It’s odd how even Guardianistas, who claim to revile the Mail, believe what it says and allow it to set their agenda. Of all the ignorant attacks on me one of the classics was a bizarre column in The Guardian by Martin Robbins who describes himself as a science writer but who does, or did, no original research and seems led by the nose by the confections of the Mail on Sunday.
He had plainly not troubled to read the book, which is odd for a man who claims to be an exposer of pseudoscience. He did not even bother to look me up online, in which case he might have discovered that I have been doing twenty years what he merely claims to do as a campaigner for good science, as a member of the Committee on Public Understanding of Science, twice chair of the Science Book Prize, Guest Director of the Cheltenham Science Festival, President of the quack-busting charity HealthWatch and a Board member of the leading organisation for tackling scientific myths, Sense About Science. Nor did he bother to look at the website devoted to the book which lists thousands of references on which each assertion in the book is based. Instead he opines that any ‘truths’ in the book had been, ‘learned from his career as a television presenter’.

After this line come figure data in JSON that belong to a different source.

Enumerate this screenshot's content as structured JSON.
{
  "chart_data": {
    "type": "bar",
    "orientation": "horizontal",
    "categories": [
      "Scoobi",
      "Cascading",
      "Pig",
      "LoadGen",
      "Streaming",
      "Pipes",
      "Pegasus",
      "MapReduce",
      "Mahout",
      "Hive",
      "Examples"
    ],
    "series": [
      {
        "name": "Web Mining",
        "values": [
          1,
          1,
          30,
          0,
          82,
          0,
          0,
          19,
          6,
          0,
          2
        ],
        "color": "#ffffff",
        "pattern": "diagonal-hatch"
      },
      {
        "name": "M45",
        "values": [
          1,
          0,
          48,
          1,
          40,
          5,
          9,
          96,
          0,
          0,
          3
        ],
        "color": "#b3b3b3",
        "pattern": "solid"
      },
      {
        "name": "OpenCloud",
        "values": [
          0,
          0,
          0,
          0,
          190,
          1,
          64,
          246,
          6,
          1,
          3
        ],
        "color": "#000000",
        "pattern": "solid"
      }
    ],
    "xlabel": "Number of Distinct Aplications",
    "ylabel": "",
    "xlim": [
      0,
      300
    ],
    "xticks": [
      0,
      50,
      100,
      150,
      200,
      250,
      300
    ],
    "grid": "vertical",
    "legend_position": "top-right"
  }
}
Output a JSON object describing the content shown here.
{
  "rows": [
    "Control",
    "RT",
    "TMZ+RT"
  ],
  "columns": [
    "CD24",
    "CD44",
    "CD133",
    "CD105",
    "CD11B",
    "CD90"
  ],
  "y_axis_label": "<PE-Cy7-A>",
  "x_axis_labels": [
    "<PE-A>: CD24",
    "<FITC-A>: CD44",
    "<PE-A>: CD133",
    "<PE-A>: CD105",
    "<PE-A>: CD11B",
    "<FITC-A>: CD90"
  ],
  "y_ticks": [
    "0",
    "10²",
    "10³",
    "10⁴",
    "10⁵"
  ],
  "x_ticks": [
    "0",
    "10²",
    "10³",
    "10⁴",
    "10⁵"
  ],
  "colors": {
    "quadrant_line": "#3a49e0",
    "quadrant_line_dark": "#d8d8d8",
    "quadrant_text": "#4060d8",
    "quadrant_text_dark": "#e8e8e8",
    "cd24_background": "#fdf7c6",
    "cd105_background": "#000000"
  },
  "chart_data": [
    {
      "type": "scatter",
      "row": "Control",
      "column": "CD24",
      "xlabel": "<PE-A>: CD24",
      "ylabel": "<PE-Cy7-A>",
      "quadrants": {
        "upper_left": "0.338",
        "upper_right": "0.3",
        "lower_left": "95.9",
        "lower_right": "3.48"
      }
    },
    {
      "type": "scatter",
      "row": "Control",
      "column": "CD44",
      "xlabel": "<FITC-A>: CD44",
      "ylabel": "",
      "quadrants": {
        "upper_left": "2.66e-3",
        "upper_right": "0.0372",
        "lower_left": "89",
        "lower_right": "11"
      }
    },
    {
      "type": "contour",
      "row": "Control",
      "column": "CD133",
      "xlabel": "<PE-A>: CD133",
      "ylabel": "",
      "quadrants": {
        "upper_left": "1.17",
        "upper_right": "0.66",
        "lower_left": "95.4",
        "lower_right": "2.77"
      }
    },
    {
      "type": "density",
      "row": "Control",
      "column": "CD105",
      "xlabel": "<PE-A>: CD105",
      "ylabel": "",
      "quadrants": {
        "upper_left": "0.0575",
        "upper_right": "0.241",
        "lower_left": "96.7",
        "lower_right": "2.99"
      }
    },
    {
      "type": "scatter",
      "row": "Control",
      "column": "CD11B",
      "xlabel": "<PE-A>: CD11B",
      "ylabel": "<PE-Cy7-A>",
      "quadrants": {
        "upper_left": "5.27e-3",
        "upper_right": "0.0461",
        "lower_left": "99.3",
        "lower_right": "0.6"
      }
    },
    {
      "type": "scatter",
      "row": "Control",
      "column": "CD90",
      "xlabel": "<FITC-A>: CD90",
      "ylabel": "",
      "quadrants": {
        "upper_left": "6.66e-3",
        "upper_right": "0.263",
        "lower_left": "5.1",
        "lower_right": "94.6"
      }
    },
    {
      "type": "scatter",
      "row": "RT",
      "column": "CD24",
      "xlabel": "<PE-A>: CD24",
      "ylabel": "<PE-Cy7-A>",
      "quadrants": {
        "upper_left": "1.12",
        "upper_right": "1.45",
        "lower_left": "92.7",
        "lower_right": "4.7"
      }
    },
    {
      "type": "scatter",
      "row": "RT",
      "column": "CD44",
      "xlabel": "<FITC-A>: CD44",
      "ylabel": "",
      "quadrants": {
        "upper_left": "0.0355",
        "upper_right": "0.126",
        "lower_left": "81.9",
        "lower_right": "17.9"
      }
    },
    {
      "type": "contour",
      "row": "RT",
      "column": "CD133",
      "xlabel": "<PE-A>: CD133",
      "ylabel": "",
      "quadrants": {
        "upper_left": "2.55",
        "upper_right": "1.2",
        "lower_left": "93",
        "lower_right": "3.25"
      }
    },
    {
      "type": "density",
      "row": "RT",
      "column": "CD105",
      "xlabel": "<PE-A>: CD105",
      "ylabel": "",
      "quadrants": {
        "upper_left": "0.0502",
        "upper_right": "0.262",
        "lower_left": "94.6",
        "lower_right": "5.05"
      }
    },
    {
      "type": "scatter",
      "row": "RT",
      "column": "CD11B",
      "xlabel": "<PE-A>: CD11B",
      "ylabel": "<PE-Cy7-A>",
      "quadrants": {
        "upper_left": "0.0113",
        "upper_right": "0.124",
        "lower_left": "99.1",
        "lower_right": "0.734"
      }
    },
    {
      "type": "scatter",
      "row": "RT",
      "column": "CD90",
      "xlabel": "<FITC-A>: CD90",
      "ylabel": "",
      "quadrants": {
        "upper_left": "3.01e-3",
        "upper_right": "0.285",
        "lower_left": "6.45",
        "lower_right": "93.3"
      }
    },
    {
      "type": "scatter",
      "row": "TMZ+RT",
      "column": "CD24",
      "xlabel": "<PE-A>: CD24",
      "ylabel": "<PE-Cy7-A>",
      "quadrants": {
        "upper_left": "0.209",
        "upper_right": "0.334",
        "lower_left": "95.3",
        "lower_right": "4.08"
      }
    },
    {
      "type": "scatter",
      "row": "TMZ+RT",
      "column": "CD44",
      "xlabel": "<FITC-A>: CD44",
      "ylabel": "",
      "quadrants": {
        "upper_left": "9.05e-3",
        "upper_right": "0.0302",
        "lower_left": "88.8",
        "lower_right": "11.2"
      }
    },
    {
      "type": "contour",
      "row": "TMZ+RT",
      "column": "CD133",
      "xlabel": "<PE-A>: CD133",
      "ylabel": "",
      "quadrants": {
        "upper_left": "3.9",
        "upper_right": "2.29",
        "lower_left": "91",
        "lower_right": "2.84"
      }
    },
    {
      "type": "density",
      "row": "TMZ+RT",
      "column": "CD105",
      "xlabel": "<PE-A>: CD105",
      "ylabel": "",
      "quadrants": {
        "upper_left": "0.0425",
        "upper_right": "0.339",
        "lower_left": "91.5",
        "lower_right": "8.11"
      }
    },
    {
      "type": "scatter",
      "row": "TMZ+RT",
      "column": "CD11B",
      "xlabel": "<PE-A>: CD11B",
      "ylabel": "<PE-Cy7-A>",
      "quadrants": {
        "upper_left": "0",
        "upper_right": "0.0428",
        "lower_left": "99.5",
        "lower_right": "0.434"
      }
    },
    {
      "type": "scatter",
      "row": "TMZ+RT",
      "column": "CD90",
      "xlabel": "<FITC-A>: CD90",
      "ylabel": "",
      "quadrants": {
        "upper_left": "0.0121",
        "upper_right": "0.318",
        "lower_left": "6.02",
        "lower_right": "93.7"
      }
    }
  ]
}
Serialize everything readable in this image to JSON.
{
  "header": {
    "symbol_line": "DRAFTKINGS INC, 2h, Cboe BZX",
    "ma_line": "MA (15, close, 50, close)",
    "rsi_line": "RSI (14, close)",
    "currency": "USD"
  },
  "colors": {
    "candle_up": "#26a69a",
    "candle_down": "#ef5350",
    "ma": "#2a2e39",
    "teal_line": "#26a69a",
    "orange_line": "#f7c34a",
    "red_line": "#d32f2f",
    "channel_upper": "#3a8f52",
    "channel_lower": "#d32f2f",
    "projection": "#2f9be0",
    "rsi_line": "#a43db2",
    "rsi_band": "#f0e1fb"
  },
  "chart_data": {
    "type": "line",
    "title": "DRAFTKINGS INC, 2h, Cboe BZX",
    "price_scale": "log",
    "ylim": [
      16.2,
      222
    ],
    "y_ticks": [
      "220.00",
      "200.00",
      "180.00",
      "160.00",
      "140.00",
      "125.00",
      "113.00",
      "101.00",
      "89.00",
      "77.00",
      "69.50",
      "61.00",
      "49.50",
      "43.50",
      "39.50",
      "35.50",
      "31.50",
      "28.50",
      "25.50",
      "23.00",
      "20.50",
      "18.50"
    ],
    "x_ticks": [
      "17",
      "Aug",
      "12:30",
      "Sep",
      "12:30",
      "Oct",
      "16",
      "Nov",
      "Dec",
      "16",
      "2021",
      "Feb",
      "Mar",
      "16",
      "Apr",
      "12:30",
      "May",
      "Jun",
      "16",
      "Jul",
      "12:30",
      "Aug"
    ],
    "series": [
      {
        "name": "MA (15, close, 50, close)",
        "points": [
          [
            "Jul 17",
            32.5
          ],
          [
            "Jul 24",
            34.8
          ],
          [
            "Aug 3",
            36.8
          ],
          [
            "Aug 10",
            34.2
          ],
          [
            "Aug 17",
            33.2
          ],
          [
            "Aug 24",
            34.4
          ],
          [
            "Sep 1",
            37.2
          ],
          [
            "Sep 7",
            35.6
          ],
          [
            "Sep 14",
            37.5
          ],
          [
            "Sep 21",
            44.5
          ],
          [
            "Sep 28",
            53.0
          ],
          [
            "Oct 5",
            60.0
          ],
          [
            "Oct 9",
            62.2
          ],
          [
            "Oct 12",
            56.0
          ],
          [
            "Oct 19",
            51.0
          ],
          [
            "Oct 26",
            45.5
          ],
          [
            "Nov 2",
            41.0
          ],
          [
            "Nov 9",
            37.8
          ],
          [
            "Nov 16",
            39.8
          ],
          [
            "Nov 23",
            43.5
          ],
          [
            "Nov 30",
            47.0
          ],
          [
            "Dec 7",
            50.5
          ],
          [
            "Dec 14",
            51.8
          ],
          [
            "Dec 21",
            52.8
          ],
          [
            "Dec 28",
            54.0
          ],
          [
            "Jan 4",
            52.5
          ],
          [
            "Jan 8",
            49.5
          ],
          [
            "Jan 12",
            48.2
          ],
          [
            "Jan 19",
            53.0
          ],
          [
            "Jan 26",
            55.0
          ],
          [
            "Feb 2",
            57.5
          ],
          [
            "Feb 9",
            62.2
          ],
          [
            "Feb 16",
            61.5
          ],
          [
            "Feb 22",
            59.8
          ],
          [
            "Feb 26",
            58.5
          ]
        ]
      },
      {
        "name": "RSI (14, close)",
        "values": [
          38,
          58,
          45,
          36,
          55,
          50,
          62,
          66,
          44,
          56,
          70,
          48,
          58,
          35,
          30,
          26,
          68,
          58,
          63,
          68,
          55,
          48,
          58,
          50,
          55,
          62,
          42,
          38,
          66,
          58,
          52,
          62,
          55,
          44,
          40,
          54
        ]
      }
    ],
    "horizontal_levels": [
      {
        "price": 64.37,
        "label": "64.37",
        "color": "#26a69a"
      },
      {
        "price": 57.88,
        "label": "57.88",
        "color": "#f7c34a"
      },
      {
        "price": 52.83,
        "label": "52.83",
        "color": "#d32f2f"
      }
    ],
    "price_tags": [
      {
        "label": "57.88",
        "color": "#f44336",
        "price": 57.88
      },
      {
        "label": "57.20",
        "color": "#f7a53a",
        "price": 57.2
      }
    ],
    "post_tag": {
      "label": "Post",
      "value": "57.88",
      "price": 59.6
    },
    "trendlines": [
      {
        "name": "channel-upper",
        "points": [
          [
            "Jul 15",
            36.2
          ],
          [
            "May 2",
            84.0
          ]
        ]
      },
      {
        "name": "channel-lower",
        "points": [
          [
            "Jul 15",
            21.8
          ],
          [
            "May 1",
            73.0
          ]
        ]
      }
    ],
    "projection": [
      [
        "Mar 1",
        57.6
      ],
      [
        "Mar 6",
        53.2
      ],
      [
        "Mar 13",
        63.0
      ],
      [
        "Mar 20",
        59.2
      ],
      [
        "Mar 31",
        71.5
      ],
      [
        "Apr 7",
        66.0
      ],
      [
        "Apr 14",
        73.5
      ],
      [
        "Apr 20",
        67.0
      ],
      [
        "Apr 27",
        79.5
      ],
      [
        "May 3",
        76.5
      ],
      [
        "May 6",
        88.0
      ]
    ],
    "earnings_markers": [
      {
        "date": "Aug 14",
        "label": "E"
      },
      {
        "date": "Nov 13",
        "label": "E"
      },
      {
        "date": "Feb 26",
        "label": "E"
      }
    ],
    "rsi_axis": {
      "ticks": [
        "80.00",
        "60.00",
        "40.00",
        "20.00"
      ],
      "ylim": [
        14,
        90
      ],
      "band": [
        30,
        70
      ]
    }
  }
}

Oh dear. His whole article is essentially a rant. He airily criticises my, ‘clumsy use of statistics to suggest that men are equal victims of domestic violence,’ without explaining why the several pages of evidence I cite is in any way wanting of rigour or precision. Presumably he was in too much of a hurry to check.
He says the book claims ‘provocative clothing’ is a cause of rape when in fact, of course, it says no such thing. In fact it draws almost the opposite conclusion pointing out that, despite the routine nature of nights on the binge, so-called stranger rapes are relatively rare.
He too recognises that, ‘The average rapist is not a stranger in a ski mask, hiding in the bushes.’
But he then seeks to ridicule me for wondering whether formal prosecution is always the most rational way to deal with rape: ‘Given what we know about predatory behaviour, the grooming and manipulation of victims, and the ability of serial rapists to remain undetected, it’s one of the most stupid questions you could possibly ask.’
Excuse me, didn’t he just concede that the average rapist is not a stranger, but is known to the victim? This is why it is agonisingly hard, often prohibitively hard, for victims to go into a public court to air the matter. And this is why so many cases lack the sort of evidence that is likely to persuade a jury to convict. And this is why, if courts are our only answer, so many women are failed by our approach.
Mr Robbins then attributes a whole range of motives to rapists which are largely a fantasy on his part, applicable only a small cohort of offenders, before triumphantly, but idiotically, suggesting that I am proposing men cannot help themselves – in what he calls the myth of the self-guiding penis. I make precisely and emphatically the opposite case.
In doing so I have been supported by many rape victims, and by my first critic – a brilliant rape victim support worker from Merseyside who was recruited to attack me by the Mail but who, having read the book, now endorses it.
If there is really a self-guiding penis out there Martin Robbins might be it.